模試特急&セミナー
昨日の出版社での作業と、今日の午前中の原稿まとめで、ほぼ「模試特急」の原稿執筆作業が終わりました。後は週末の死の校正作業と、リーディングパートの音声収録を残すのみです。あとひと踏ん張りですね。今のところ、定価が1600円台で、3月のTOEICの前には発売になる予定です。

主な内容としましては、TOEICオタクの二人とダンの三人で練り上げた模試1回分、パート別の攻略法、全問題に二人の掛け合いの解説と詳細な語注、模試の中から必須単語を神崎さんが選んでまとめた単語集と、私が選んだパート5マル秘単語集、それに加え、さらに、Moreover, 「しょうもないオヤジギャグ」、となっております。

TOEICマニアの皆さんにとっての最大の見どころは、神崎さんが三浦の港で寒風吹きすさぶ中で撮影した船の写真がパート1で使われているところと、ダンがパート1に登場しているところでしょうか。

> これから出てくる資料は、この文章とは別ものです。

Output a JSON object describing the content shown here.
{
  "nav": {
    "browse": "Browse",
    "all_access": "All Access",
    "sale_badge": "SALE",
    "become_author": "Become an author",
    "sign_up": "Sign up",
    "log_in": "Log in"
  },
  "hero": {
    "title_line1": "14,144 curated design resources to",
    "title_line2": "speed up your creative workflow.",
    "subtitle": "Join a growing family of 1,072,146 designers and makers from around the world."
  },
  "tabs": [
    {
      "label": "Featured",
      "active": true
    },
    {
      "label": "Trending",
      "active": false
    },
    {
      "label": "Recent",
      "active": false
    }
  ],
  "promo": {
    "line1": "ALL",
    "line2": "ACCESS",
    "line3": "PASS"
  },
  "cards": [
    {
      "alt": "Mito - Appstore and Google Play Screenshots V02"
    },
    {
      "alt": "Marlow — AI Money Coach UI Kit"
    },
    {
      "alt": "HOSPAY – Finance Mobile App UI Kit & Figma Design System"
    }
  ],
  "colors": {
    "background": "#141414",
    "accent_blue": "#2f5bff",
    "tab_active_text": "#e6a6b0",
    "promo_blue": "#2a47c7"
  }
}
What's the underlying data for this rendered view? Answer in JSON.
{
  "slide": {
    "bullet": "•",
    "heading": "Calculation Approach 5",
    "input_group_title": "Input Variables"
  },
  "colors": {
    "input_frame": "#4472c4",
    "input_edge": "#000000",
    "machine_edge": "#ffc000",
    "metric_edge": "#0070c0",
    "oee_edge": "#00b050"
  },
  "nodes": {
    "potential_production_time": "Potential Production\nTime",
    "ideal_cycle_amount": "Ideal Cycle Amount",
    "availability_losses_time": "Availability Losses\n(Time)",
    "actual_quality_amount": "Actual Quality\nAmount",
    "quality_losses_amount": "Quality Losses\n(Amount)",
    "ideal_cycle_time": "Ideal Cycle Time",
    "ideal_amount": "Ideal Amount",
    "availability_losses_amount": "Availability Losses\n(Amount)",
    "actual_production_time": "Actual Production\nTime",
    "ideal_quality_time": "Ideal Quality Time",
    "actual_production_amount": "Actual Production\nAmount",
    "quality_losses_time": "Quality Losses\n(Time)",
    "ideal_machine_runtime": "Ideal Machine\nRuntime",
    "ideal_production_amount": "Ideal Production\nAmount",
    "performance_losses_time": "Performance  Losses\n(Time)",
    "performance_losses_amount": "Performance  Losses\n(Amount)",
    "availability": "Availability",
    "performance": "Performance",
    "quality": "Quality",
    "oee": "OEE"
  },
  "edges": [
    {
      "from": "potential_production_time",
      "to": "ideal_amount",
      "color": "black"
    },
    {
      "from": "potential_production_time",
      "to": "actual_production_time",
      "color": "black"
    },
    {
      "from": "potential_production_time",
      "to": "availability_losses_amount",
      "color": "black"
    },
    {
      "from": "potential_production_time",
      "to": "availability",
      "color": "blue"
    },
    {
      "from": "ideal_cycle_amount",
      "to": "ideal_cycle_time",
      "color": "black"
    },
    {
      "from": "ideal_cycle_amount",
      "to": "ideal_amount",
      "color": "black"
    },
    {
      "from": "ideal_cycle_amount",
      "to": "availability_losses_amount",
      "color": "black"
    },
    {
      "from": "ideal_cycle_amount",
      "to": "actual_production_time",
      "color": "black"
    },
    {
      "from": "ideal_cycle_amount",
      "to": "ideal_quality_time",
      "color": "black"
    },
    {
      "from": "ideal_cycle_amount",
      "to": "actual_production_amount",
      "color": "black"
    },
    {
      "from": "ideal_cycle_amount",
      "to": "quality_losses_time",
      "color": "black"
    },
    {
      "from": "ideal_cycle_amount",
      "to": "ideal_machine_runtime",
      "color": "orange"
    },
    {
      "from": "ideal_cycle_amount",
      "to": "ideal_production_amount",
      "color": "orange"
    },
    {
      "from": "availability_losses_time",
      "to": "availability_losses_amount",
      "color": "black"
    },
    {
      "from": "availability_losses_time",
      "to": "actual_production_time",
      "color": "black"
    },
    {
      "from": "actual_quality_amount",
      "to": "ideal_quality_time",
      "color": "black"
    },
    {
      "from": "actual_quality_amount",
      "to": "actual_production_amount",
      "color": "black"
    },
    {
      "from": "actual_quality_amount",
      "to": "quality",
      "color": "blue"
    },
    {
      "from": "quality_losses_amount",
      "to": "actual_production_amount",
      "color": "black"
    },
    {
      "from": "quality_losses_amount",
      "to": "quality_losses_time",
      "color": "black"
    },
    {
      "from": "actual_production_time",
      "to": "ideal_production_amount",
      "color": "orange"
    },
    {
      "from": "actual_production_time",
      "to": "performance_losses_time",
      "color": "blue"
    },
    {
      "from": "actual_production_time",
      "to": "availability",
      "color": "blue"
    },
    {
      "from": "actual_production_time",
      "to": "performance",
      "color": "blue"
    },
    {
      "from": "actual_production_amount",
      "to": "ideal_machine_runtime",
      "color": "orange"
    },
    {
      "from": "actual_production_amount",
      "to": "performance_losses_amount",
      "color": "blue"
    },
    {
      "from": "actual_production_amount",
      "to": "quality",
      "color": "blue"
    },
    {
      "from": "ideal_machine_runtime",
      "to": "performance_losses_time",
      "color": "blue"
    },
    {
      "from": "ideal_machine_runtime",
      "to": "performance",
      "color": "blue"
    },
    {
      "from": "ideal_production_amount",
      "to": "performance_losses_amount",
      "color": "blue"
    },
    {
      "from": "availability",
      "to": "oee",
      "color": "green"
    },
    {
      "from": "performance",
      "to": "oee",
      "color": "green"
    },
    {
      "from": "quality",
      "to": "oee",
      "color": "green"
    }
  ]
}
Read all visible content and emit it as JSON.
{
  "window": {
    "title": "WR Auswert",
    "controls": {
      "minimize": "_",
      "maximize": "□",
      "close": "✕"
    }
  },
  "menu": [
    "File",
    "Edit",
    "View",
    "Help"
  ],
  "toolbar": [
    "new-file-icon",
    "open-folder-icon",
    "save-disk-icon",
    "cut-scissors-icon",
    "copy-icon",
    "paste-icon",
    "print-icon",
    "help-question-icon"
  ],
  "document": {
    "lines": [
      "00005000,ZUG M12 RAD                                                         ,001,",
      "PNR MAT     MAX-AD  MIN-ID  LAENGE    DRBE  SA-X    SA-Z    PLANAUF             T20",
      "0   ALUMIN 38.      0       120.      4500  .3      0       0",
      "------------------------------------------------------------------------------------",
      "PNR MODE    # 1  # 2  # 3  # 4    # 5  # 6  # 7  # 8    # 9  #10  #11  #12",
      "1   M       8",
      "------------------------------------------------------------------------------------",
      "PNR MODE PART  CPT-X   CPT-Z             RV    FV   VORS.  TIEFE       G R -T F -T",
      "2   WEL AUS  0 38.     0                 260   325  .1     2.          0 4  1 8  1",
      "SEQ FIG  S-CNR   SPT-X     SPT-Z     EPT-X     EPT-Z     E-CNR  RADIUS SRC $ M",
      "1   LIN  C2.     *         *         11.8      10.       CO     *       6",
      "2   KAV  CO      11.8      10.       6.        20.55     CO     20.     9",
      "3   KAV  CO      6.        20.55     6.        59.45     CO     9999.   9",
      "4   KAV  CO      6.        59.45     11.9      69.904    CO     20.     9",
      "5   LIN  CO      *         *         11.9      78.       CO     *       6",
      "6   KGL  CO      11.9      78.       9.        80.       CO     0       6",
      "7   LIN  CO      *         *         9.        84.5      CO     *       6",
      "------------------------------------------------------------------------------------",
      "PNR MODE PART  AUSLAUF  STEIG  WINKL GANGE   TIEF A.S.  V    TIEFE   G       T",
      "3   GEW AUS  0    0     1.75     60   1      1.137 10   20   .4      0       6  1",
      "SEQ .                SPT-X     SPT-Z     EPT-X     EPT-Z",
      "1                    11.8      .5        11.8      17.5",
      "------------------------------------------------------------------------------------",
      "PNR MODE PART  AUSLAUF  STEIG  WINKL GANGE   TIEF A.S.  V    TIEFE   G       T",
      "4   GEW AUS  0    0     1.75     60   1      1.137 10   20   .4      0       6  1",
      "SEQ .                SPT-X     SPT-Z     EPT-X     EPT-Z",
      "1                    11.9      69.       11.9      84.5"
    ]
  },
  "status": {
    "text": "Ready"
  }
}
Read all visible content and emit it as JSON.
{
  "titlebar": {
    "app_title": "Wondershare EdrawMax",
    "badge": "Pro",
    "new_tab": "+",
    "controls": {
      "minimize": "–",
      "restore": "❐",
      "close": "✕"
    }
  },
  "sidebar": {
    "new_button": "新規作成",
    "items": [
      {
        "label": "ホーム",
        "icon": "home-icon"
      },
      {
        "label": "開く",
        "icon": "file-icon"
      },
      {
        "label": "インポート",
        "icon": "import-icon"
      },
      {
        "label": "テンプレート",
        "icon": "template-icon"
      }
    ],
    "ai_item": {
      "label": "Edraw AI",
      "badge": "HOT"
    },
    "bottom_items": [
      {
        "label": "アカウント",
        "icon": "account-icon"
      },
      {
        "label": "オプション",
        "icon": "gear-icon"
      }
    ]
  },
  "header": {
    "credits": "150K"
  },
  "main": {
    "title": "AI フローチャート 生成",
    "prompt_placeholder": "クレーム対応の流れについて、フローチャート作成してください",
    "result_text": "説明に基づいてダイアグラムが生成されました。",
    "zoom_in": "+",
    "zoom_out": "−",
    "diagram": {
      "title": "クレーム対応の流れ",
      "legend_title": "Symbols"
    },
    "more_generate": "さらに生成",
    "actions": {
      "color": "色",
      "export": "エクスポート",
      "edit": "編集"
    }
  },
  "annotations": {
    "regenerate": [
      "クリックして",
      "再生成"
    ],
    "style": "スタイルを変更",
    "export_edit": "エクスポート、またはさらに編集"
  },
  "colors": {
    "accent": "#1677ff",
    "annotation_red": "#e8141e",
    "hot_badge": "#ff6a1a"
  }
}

原価削減のための著者の涙ぐましい努力が随所にうかがえる一冊となっております。

本の打ち合わせで、昨日神崎さんと話していて判明したのですが、現時点で二人合わせてTOEICの受験回数が80回を超え、990の取得回数が約40回、200問全問正解が5回です。まあそのうちのほとんどは神崎さんなわけですが(笑) IPも含めれば、今年中に二人の合計受験回数が100回を超えますね。いやあ、すごい数だなあ。え、そんなに受けてどうするんですか、って? そういうまじめな質問をする方はちょっと困った方なので、しばらくあっちに行っててください。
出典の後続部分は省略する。